In a word, Holmes loved Jews, and it paid off for him. Five Jews in particular–Justice Felix Frankfurter, Judge Jerome Frank, English political theorist Harold Laski, journalist Max Lerner and lawyer/philosopher Morris Cohen–helped to create our image of Holmes as a "Great Man." Two years after Holmes's death, Lerner declared him to be "perhaps the most complete personality in the history of American thought."

These men were swayed, Hollinger argues, by Holmes's remarkable philosemitism at a time when Jews were excluded from the American establishment. Holmes had no problem with Jews. "He even answered their letters." For instance, Cohen was ignored by most older jurists, but suddenly found himself in a correspondence with Holmes that would later be published in two volumes. Hollinger suggests that these men were "looking for a fully American father" in Holmes, who for his part was childless, and they became his friends and overlooked his "pessimism, his fatalism, his respect for brute force" and other traits that made him actually illiberal.
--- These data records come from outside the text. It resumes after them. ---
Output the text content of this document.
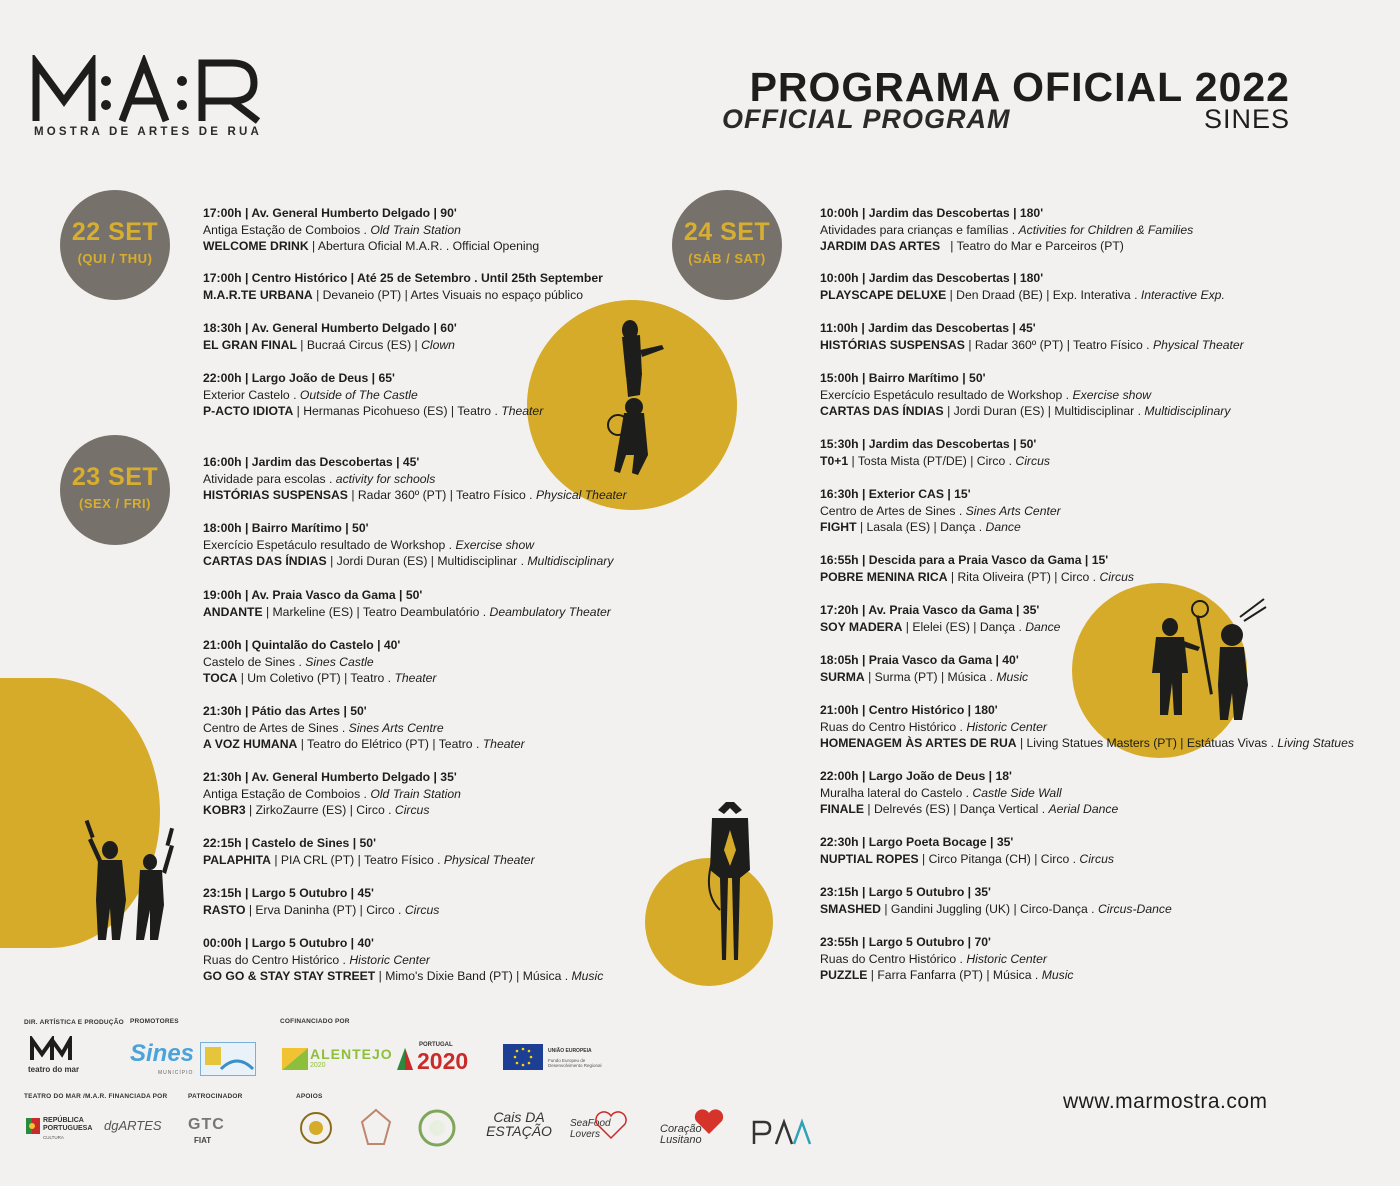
MOSTRA DE ARTES DE RUA
PROGRAMA OFICIAL 2022
OFFICIAL PROGRAM	SINES
22 SET
(QUI / THU)
23 SET
(SEX / FRI)
24 SET
(SÁB / SAT)
17:00h | Av. General Humberto Delgado | 90'
Antiga Estação de Comboios . Old Train Station
WELCOME DRINK | Abertura Oficial M.A.R. . Official Opening
17:00h | Centro Histórico | Até 25 de Setembro . Until 25th September
M.A.R.TE URBANA | Devaneio (PT) | Artes Visuais no espaço público
18:30h | Av. General Humberto Delgado | 60'
EL GRAN FINAL | Bucraá Circus (ES) | Clown
22:00h | Largo João de Deus | 65'
Exterior Castelo . Outside of The Castle
P-ACTO IDIOTA | Hermanas Picohueso (ES) | Teatro . Theater
16:00h | Jardim das Descobertas | 45'
Atividade para escolas . activity for schools
HISTÓRIAS SUSPENSAS | Radar 360º (PT) | Teatro Físico . Physical Theater
18:00h | Bairro Marítimo | 50'
Exercício Espetáculo resultado de Workshop . Exercise show
CARTAS DAS ÍNDIAS | Jordi Duran (ES) | Multidisciplinar . Multidisciplinary
19:00h | Av. Praia Vasco da Gama | 50'
ANDANTE | Markeline (ES) | Teatro Deambulatório . Deambulatory Theater
21:00h | Quintalão do Castelo | 40'
Castelo de Sines . Sines Castle
TOCA | Um Coletivo (PT) | Teatro . Theater
21:30h | Pátio das Artes | 50'
Centro de Artes de Sines . Sines Arts Centre
A VOZ HUMANA | Teatro do Elétrico (PT) | Teatro . Theater
21:30h | Av. General Humberto Delgado | 35'
Antiga Estação de Comboios . Old Train Station
KOBR3 | ZirkoZaurre (ES) | Circo . Circus
22:15h | Castelo de Sines | 50'
PALAPHITA | PIA CRL (PT) | Teatro Físico . Physical Theater
23:15h | Largo 5 Outubro | 45'
RASTO | Erva Daninha (PT) | Circo . Circus
00:00h | Largo 5 Outubro | 40'
Ruas do Centro Histórico . Historic Center
GO GO & STAY STAY STREET | Mimo's Dixie Band (PT) | Música . Music
10:00h | Jardim das Descobertas | 180'
Atividades para crianças e famílias . Activities for Children & Families
JARDIM DAS ARTES   | Teatro do Mar e Parceiros (PT)
10:00h | Jardim das Descobertas | 180'
PLAYSCAPE DELUXE | Den Draad (BE) | Exp. Interativa . Interactive Exp.
11:00h | Jardim das Descobertas | 45'
HISTÓRIAS SUSPENSAS | Radar 360º (PT) | Teatro Físico . Physical Theater
15:00h | Bairro Marítimo | 50'
Exercício Espetáculo resultado de Workshop . Exercise show
CARTAS DAS ÍNDIAS | Jordi Duran (ES) | Multidisciplinar . Multidisciplinary
15:30h | Jardim das Descobertas | 50'
T0+1 | Tosta Mista (PT/DE) | Circo . Circus
16:30h | Exterior CAS | 15'
Centro de Artes de Sines . Sines Arts Center
FIGHT | Lasala (ES) | Dança . Dance
16:55h | Descida para a Praia Vasco da Gama | 15'
POBRE MENINA RICA | Rita Oliveira (PT) | Circo . Circus
17:20h | Av. Praia Vasco da Gama | 35'
SOY MADERA | Elelei (ES) | Dança . Dance
18:05h | Praia Vasco da Gama | 40'
SURMA | Surma (PT) | Música . Music
21:00h | Centro Histórico | 180'
Ruas do Centro Histórico . Historic Center
HOMENAGEM ÀS ARTES DE RUA | Living Statues Masters (PT) | Estátuas Vivas . Living Statues
22:00h | Largo João de Deus | 18'
Muralha lateral do Castelo . Castle Side Wall
FINALE | Delrevés (ES) | Dança Vertical . Aerial Dance
22:30h | Largo Poeta Bocage | 35'
NUPTIAL ROPES | Circo Pitanga (CH) | Circo . Circus
23:15h | Largo 5 Outubro | 35'
SMASHED | Gandini Juggling (UK) | Circo-Dança . Circus-Dance
23:55h | Largo 5 Outubro | 70'
Ruas do Centro Histórico . Historic Center
PUZZLE | Farra Fanfarra (PT) | Música . Music
DIR. ARTÍSTICA E PRODUÇÃO PROMOTORES	COFINANCIADO POR
TEATRO DO MAR /M.A.R. FINANCIADA POR	PATROCINADOR	APOIOS
teatro do mar
Sines
MUNICÍPIO
ALENTEJO
2020
PORTUGAL
2020	UNIÃO EUROPEIA
Fundo Europeu de Desenvolvimento Regional
REPÚBLICA PORTUGUESA
CULTURA
dgARTES GTC
FIAT
Cais DA ESTAÇÃO SeaFood Lovers	Coração Lusitano
www.marmostra.com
"His 'tough-mindedness' seemed directed against the notorious 'genteel tradition.' He could be seen as an enemy of exactly those aspects of the New England WASP tradition most threatening to young Jewish intellectuals in the 1910s, 1920s, and 1930s. He kept his distance from the cultural provincialism of Bston and was aloof from Anglo-Saxon nativism…. [He was] open to the entrance of new social groups into the mainstream of American life."

Hollinger's book is about Jewish cultural power. He writes about the Jewish intellectuals who participated in an "anti-provincial revolt" in the beginning of the last century and thus played a central role in forming "the particular, liberal vision of American culture that became a common possession of the American intelligentsia" by 1950 or so.

In short, my people had great cultural/intellectual power then. We have even more today. And as reluctant as I am to grant Dershowitz and Peretz power, I wonder whether Jimmy Carter won't be in the historical doghouse for a long, long time to come. A recent profile of Carter in New York Magazine
tends to underline the point. It was filled with contempt for the former president expressed by this
rightwing Jew and that one, while the article's author's view that Carter was
"prophetic" was reserved for late in the piece.

The one great thing about this is: I really don't think Carter cares, he will do his thing. But how many other actors fear that sort of power?